Omgedoopt tot SS OceanBreeze en met een nieuwe kleurstelling met witte schoorsteen en gebogen blauwe strepen langs de romp, begon het nu 36 jaar oude schip te varen op een reis van zeven nachten vanuit Aruba in 1992. In 1996 werd OceanBreeze verplaatst naar cruisen vanuit New York en Florida. Een andere eigendomsoverdracht was aan de orde voor het schip in 1997 toen Dolphin Cruise Line, Premier Cruises en Seawind Cruises fuseerden tot Premier Cruise Line. OceanBreeze werd opnieuw geverfd in de kleuren van het nieuwe bedrijf, met een donkerblauwe schoorsteen en een blauwgele romp, maar verder ging haar dienst verder zoals voorheen.

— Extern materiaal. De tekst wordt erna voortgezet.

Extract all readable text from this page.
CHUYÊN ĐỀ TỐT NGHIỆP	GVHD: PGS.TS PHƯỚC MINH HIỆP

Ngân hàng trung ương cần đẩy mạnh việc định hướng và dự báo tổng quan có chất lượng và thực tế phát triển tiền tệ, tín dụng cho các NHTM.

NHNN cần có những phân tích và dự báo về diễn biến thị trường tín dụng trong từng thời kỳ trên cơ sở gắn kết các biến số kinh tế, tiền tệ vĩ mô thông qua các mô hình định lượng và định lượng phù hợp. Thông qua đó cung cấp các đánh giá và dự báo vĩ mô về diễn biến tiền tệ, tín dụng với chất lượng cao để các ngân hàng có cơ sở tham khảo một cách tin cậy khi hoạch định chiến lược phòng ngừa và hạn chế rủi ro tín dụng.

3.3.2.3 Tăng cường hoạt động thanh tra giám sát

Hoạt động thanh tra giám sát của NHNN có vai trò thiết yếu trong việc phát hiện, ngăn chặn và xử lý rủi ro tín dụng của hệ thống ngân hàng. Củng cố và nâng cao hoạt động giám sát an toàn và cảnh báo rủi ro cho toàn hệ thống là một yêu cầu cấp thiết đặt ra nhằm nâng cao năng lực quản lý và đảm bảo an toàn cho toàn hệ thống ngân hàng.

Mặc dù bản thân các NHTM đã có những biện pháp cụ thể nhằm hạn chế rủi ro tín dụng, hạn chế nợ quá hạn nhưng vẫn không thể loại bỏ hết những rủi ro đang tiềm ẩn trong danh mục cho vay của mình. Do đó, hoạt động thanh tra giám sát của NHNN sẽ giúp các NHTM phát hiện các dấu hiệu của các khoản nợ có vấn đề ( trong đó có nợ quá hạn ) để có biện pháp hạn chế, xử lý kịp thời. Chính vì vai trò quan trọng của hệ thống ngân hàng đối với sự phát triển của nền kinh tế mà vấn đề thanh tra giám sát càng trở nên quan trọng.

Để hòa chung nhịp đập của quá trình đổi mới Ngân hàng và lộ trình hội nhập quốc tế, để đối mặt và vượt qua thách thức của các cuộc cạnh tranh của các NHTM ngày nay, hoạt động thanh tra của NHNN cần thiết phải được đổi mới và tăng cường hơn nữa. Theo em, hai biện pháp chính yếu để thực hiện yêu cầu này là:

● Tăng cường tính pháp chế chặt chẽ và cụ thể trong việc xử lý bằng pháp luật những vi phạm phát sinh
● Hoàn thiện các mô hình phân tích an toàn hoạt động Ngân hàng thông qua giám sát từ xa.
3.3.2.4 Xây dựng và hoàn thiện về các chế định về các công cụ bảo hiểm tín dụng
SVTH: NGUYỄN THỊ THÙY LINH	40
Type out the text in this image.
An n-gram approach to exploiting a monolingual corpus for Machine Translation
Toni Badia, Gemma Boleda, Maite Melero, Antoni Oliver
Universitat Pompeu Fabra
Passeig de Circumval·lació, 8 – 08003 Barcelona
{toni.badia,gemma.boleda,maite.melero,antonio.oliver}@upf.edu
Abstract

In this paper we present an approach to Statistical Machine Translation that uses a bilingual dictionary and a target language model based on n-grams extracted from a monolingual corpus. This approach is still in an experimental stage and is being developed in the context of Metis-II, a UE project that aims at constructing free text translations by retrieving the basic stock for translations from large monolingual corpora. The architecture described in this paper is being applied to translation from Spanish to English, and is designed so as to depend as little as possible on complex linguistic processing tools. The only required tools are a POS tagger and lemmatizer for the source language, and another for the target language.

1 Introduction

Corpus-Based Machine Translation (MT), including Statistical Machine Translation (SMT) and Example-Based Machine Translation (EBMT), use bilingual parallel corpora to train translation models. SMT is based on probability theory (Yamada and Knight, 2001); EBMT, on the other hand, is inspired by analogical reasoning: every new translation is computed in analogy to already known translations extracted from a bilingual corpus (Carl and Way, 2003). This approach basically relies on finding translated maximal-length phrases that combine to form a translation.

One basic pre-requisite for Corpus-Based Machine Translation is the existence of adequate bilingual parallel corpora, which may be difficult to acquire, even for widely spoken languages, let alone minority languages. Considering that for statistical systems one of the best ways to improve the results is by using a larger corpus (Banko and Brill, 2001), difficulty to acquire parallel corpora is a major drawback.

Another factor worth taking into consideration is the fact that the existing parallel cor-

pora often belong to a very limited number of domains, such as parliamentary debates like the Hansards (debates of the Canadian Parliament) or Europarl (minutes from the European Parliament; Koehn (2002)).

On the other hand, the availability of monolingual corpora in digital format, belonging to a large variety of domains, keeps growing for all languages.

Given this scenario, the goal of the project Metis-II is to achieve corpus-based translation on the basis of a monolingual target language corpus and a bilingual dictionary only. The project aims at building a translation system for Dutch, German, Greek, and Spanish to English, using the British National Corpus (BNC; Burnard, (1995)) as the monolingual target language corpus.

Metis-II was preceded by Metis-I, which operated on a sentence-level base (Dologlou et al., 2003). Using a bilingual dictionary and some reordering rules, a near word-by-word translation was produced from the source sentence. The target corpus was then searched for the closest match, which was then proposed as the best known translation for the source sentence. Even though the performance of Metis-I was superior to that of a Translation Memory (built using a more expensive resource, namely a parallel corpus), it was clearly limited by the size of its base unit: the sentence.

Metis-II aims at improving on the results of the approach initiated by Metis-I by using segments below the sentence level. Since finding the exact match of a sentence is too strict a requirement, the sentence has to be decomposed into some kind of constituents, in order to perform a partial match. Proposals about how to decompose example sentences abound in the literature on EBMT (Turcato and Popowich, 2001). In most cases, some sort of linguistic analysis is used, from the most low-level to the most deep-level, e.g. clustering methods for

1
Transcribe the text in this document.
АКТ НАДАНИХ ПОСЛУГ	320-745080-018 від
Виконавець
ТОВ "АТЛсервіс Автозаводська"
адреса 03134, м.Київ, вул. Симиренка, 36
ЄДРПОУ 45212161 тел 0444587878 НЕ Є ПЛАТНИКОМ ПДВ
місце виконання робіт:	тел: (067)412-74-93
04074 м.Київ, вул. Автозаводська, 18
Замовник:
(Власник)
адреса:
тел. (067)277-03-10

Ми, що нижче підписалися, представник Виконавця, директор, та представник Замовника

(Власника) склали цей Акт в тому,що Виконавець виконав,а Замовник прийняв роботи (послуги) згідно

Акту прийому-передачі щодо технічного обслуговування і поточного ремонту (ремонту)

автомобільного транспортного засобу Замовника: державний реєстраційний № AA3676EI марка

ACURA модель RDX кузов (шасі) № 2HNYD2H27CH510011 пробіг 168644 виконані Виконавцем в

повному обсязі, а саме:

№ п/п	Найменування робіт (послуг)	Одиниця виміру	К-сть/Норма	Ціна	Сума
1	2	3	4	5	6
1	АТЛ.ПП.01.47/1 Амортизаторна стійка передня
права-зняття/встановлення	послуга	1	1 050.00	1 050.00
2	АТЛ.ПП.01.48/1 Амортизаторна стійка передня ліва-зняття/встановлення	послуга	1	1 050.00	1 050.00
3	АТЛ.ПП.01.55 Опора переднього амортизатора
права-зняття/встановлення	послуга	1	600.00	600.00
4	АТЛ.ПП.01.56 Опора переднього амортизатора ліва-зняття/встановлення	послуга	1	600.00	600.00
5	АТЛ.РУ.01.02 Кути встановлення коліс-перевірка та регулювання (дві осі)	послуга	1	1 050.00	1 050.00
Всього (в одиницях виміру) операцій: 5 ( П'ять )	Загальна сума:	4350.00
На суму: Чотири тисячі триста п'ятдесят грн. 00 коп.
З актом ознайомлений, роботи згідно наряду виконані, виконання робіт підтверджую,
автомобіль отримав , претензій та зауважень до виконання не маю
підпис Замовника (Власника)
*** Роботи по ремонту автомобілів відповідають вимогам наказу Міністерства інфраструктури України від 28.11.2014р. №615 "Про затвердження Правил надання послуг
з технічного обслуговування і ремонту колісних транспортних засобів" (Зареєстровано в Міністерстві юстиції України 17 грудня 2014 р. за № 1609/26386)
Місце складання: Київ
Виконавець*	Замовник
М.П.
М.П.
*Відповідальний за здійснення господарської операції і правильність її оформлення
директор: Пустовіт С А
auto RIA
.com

In 1999 charterde Premier Cruise Lines OceanBreeze aan de nieuw opgerichte Imperial Majesty Cruises. Haar oude naam, bemanning en rompkleuren bleven behouden, alleen de firmanaam (op de romp) en het logo op de trechter werden gewijzigd. Imperial Majesty plaatste OceanBreeze op cruises van twee nachten van Fort Lauderdale naar Nassau. Het schip bleek erg populair op deze route en later in 1999 (sommige bronnen vermelden begin 2000) besloot Imperial Majesty Cruises haar te kopen. In oktober 2000 werd ze verbouwd bij Newport News voor $ 3.500.000 met een moderner interieur. Velen verwachtten dat OceanBreeze zou blijven zeilen totdat de nieuwe SOLAS-voorschriften in 2010 van kracht werden, maar dit bleek niet zo te zijn, aangezien OceanBreeze – hoewel populair – eigenlijk helemaal niet geschikt was voor de reis waarvoor ze werd gebruikt. . Het runnen van een schip met stoomturbine op reisroutes van twee nachten was erg duur en er zou nog eens $ 5 miljoen nodig zijn geweest om het schip om te bouwen naar de Americans with Disabilities Act. Bovendien had het schip, dat geen boegschroeven had, bij elk bezoek aan een haven kostbare hulp van sleepboten nodig. Toen in juni 2003 een andere, meer winstgevende leaseovereenkomst werd gepresenteerd voor de MS Regal Empress, die een minder restrictief schip was dan de OceanBreeze, besloot Imperial Majesty Cruises OceanBreeze als schroot te verkopen. Onmiddellijk daarna begon een campagne met de titel “Save the Southern Cross“, maar ondanks vele aanbiedingen van hulp en maanden van hard werken door een in Australië gevestigde persoon, werd ze op 5 november 2003 op het strand van Ahmed Muztaba Steel Industries gestrand op ongeveer 18 kilometer uit Chittagong, Bangladesh en opgebroken voor schroot, eind 2004 was de sloop voltooid.